To examine patterns of phenotypic divergence on a trait-by-trait basis we obtained restricted Maximum Likelihood (ML) estimates of the variance components explained by island of origin (Vi) and error (Ve) for each trait using PROC VARCOMP . Island and error variance estimates are analogous to estimates of the within and among island components of variance, respectively. These estimates were then used to calculate the level of population subdivision for phenotypic characters, PST, using the formula Vi/(Vi + 2(Ve)). This measure is analogous to the standard measure of quantitative trait subdivision QST [120, 121]. However, because our measurements were not taken from individuals reared in a common environment we cannot partition genetic from environmental effects, and thus PST includes both genetic and environmental sources of variance. We used a nested design, with islands nested within groups (southern, and northern + Frégate island groups) to estimate the levels of subdivision at the level of island group. Because the univariate ANCOVA demonstrated significant sexual dimorphism we examined the correlation between males and females in population subdivision across all phenotypic traits using a least-squared regression of PST values.
Combined data analysis
To assess factors influencing evolution within H. rostratus, simple and partial Mantel tests [122, 123] were employed to investigate isolation-by-distance (IBD) and isolation-by-adaptation (IBA), respectively. Morphometric (male and female), molecular (AFLP and mtDNA) and geographic distance data were used in IBD and IBA comparisons to investigate correlations among datasets. The vegan package  as implemented in R v. 3.2.3  was used for all tests. Analyses were completed using the Pearson method with 999 permutations. For direct comparisons, only islands that had data available across all sampled datasets were used in tests, leaving a total of seven islands: Curieuse, Frégate, La Digue, Mahé, Praslin, Ste Anne, Silhouette.

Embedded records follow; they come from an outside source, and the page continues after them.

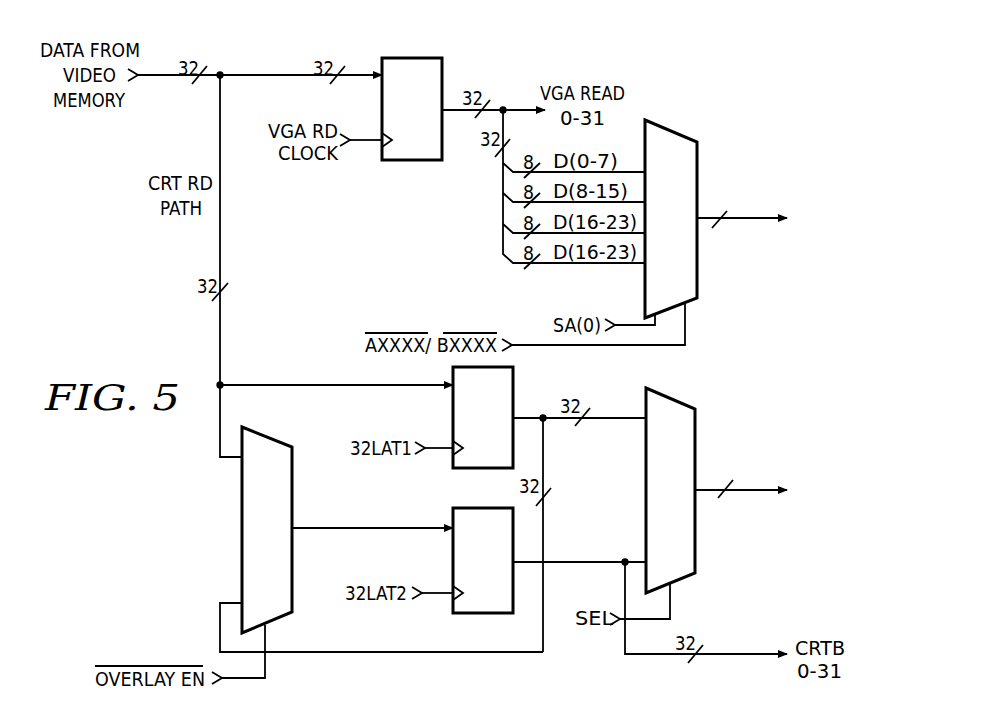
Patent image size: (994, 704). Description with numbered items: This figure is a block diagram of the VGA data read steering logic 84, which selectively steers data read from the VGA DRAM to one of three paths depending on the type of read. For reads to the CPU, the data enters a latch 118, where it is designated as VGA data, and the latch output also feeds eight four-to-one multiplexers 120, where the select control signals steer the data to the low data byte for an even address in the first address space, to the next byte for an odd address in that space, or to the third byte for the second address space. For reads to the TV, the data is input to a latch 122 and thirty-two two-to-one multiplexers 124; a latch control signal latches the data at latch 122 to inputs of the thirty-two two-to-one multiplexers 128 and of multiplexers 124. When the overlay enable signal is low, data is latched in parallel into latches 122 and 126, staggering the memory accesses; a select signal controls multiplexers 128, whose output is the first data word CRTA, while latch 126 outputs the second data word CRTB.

The VGA data read steering logic 84 is at (792, 106).
The latch 118 is at (417, 160).
The 4-1 multiplexers 120 is at (668, 125).
The latch 122 is at (513, 383).
The 2-1 multiplexers 124 is at (242, 522).
The latch 126 is at (452, 604).
The 2-1 multiplexers 128 is at (695, 530).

To produce distance matrices for the Mantel tests, appropriate analyses for each dataset were completed. For the morphometric data, Gower similarity coefficients for males and females were used and generated by PAST v.3.05 . For AFLPs, ΦPT were generated using 999 permutations with the Microsoft EXCEL add-in GenA1Ex v.6.502 [126, 127]. For mtDNA data the Kimura two-parameter (K2P) model  was used to generate K2P distances in MEGA X  with partial deletion. The Geographic Distance Matrix Generator v.1.2.3 (Ersts; http://biodiversityinformatics.amnh.org/open_source/gdmg/) was used to generate a pairwise distance matrix for each geographic sampling locality. The probability of the observed correlation was estimated by comparison with a distribution of correlation coefficients generated with 1,000 random permutations of matrix elements.